Top of the Agenda: Israel's Netanyahu Addresses AIPAC
Israeli Prime Minister Benjamin Netanyahu insisted Iran is working to develop nuclear weapons, while defending Israel's unilateral right to launch an attack (Haaretz) on Iran's nuclear facilities. During a speech to the American Israel Public Affairs Committee Monday in Washington, Netanyahu warned the international community that a nuclear-armed Iran would provide a "nuclear umbrella" for terrorist organizations. The prime minister's AIPAC address followed a meeting with U.S. President Barack Obama, during which Obama pushed the case for combating the Iranian nuclear issue with sanctions and diplomacy. However, he said Iranian containment was not a policy option, and maintained that he would not take military action "off the table."
"There's no doubt in any quarter that Israel is reluctant to act alone in starting a potentially disastrous war in the Middle East. And at a tactical level at least, Israel has become isolated by the many months of saber rattling in the form of statements, leaks and military exercises designed to signal that it might be about to launch air strikes on Iran," notes TIME's Tony Karon.
The central fact of this past week, which seems to have escaped everyone's attention (which itself boggles my mind), is that Barack Obama, in his speech to AIPAC Sunday, as in his interview with Jeff Goldberg before it, all but made war someday inevitable. How? By saying that containment of a nuclear Iran was not an option," writes Newsweek's Michael Tomasky.
CHINA: A Tibetan teenager died after setting himself on fire in southwest Sichuan province in protest of Beijing's Tibet policy, the third such self-immolation (BBC) to occur this week.
SOUTH AND CENTRAL ASIA
Afghan, U.S. Officials in Deadlock Over Detainees
Afghan President Hamid Karzai met Monday with U.S. Ambassador Ryan C. Crocker and Gen. John R. Allen, NATO's chief in Afghanistan, but failed to reach an agreement on putting U.S.-run detention centers under Afghan control (NYT). Meanwhile, a Taliban suicide bomber blew himself up outside the U.S.-run Bagram Air Base, killing two children and wounding six others.

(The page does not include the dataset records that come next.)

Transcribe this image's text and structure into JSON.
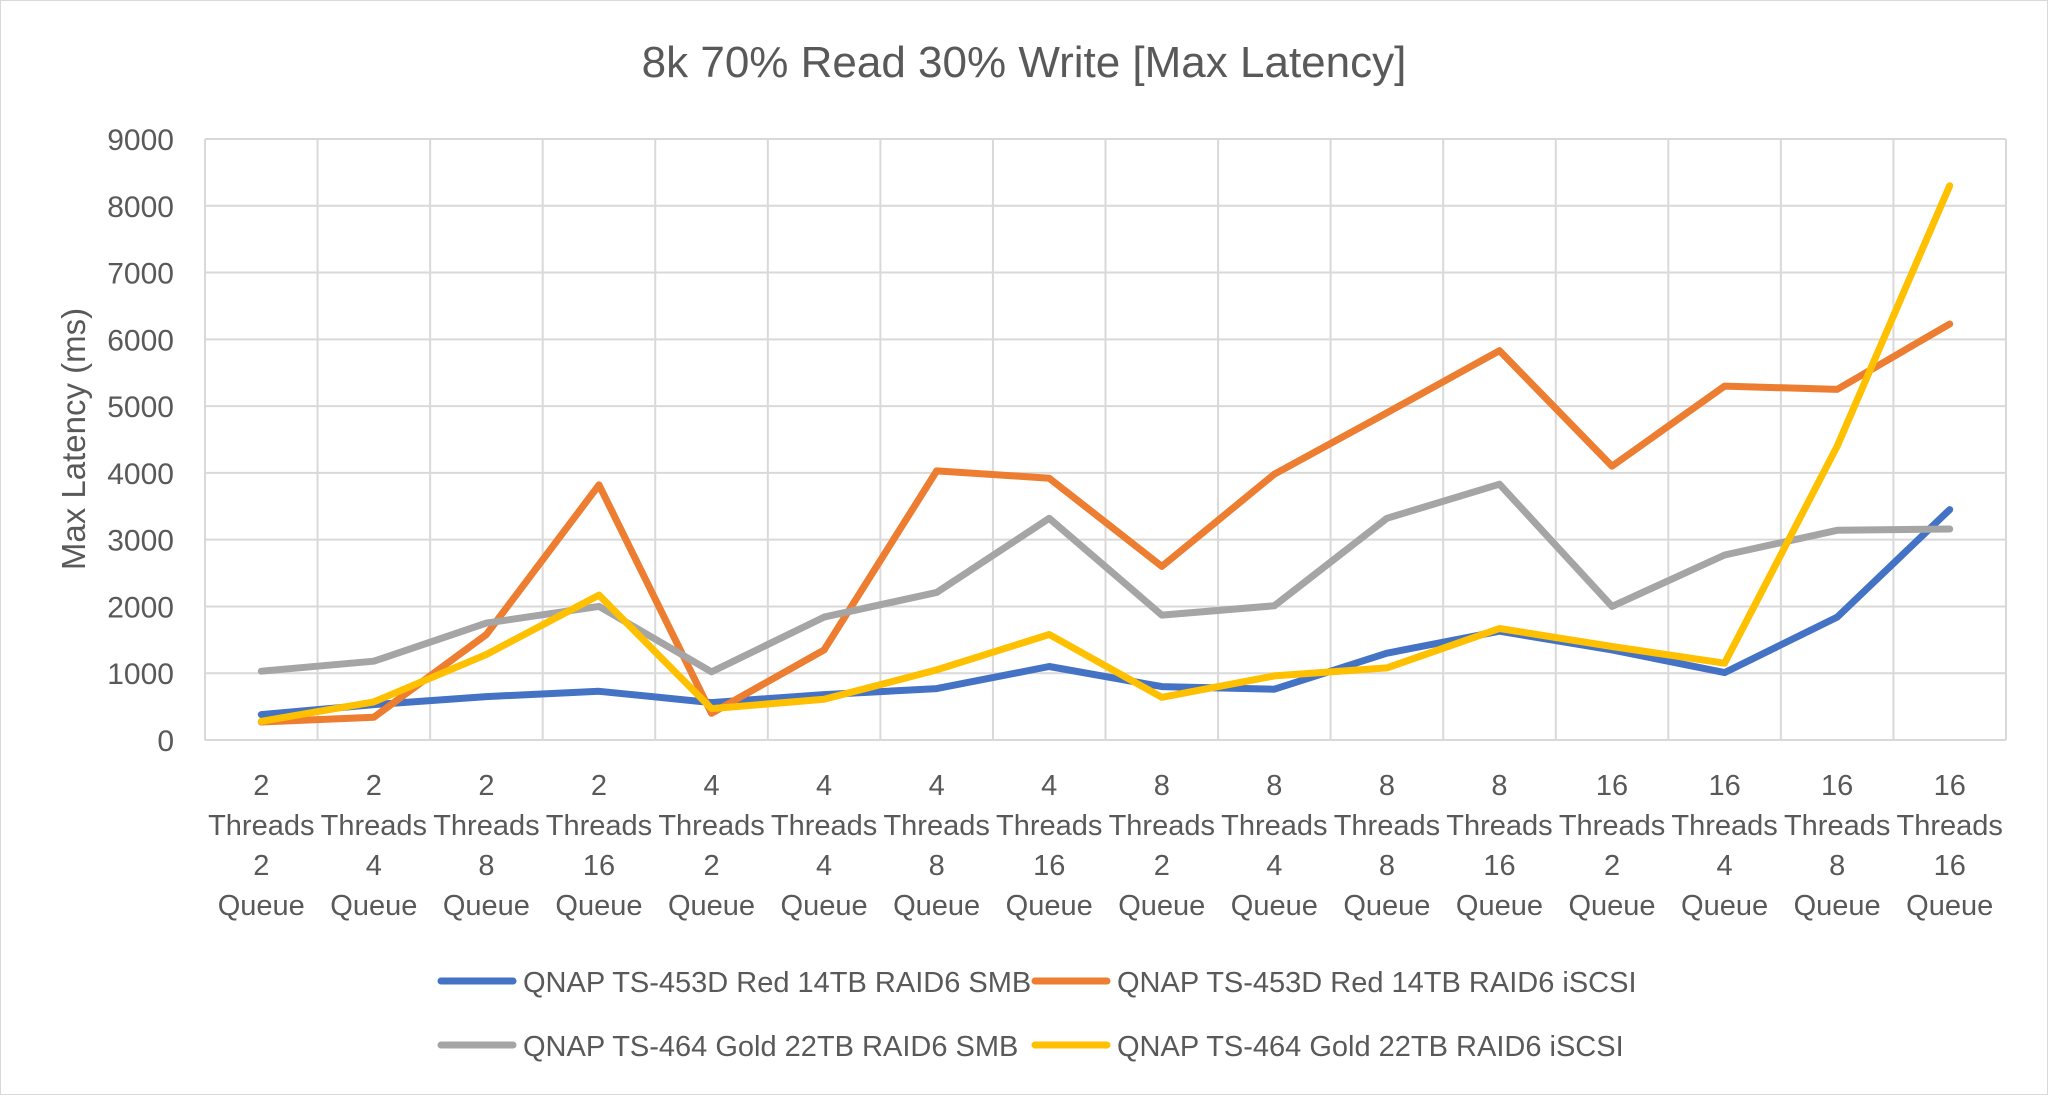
{
  "chart_data": {
    "type": "line",
    "title": "8k 70% Read 30% Write [Max Latency]",
    "xlabel": "",
    "ylabel": "Max Latency (ms)",
    "ylim": [
      0,
      9000
    ],
    "yticks": [
      "0",
      "1000",
      "2000",
      "3000",
      "4000",
      "5000",
      "6000",
      "7000",
      "8000",
      "9000"
    ],
    "grid": true,
    "legend_position": "bottom",
    "categories": [
      [
        "2",
        "Threads",
        "2",
        "Queue"
      ],
      [
        "2",
        "Threads",
        "4",
        "Queue"
      ],
      [
        "2",
        "Threads",
        "8",
        "Queue"
      ],
      [
        "2",
        "Threads",
        "16",
        "Queue"
      ],
      [
        "4",
        "Threads",
        "2",
        "Queue"
      ],
      [
        "4",
        "Threads",
        "4",
        "Queue"
      ],
      [
        "4",
        "Threads",
        "8",
        "Queue"
      ],
      [
        "4",
        "Threads",
        "16",
        "Queue"
      ],
      [
        "8",
        "Threads",
        "2",
        "Queue"
      ],
      [
        "8",
        "Threads",
        "4",
        "Queue"
      ],
      [
        "8",
        "Threads",
        "8",
        "Queue"
      ],
      [
        "8",
        "Threads",
        "16",
        "Queue"
      ],
      [
        "16",
        "Threads",
        "2",
        "Queue"
      ],
      [
        "16",
        "Threads",
        "4",
        "Queue"
      ],
      [
        "16",
        "Threads",
        "8",
        "Queue"
      ],
      [
        "16",
        "Threads",
        "16",
        "Queue"
      ]
    ],
    "series": [
      {
        "name": "QNAP TS-453D Red 14TB RAID6 SMB",
        "color": "#4472C4",
        "values": [
          380,
          530,
          650,
          730,
          560,
          680,
          770,
          1100,
          800,
          760,
          1300,
          1630,
          1350,
          1010,
          1840,
          3450
        ]
      },
      {
        "name": "QNAP TS-453D Red 14TB RAID6 iSCSI",
        "color": "#ED7D31",
        "values": [
          270,
          340,
          1580,
          3820,
          400,
          1350,
          4030,
          3920,
          2600,
          3980,
          4900,
          5830,
          4100,
          5300,
          5250,
          6230
        ]
      },
      {
        "name": "QNAP TS-464 Gold 22TB RAID6 SMB",
        "color": "#A5A5A5",
        "values": [
          1030,
          1180,
          1750,
          2000,
          1020,
          1840,
          2210,
          3320,
          1870,
          2010,
          3320,
          3830,
          2000,
          2770,
          3140,
          3160
        ]
      },
      {
        "name": "QNAP TS-464 Gold 22TB RAID6 iSCSI",
        "color": "#FFC000",
        "values": [
          280,
          570,
          1280,
          2170,
          470,
          610,
          1050,
          1580,
          640,
          960,
          1080,
          1670,
          1400,
          1150,
          4400,
          8300
        ]
      }
    ]
  }
}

The Syrian regime is set to allow Valerie Amos, the UN's undersecretary-general for humanitarian affairs, to visit the country for three days starting Wednesday, while Kofi Annan, the newly appointed special representative to Syria for the UN and the Arab League, will visit Damascus on Saturday. Meanwhile, Syrian security forces launched an assault on the opposition (NYT) in the southern town of Dara'a.
SOUTH AFRICA: Deputy President Kgalema Motlanthe insisted the African National Congress-controlled government would not move to nationalize the country's lucrative mining sector (BBC), a policy championed by ousted ANC Youth League leader Julius Malema.
Thousands of Russians gathered in Moscow and St. Petersburg on Monday to protest against Vladimir Putin's victory (LAT) in the country's presidential election, which was allegedly marred with irregularities. Hundreds were detained by riot police in both cities, including prominent opposition leaders.
GERMANY: Belarus President Alexander Lukashenko responded to German criticism of his human rights record by saying of Germany's openly gay Foreign Minister Guido Westerwelle, "Better to be a dictator than gay" (DerSpiegel). The comment prompted a sharp backlash from Berlin.
In Mexico Visit, Biden Opposes Drugs Legalization
Vice President Joseph R. Biden Jr. reiterated U.S. opposition to legalizing illicit drugs (NYT) as an approach to combating drug violence in Latin American countries, following a meeting with Mexican President Felipe Calderón. Biden is a on a two-day visit to Mexico and Honduras.
Under President Raúl Castro, Cuba has begun economic and political reforms while bolstering ties with Brazil and the Vatican. But Washington has failed to seize on opportunities for expanding relations, says CFR's Julia E. Sweig in this CFR Interview.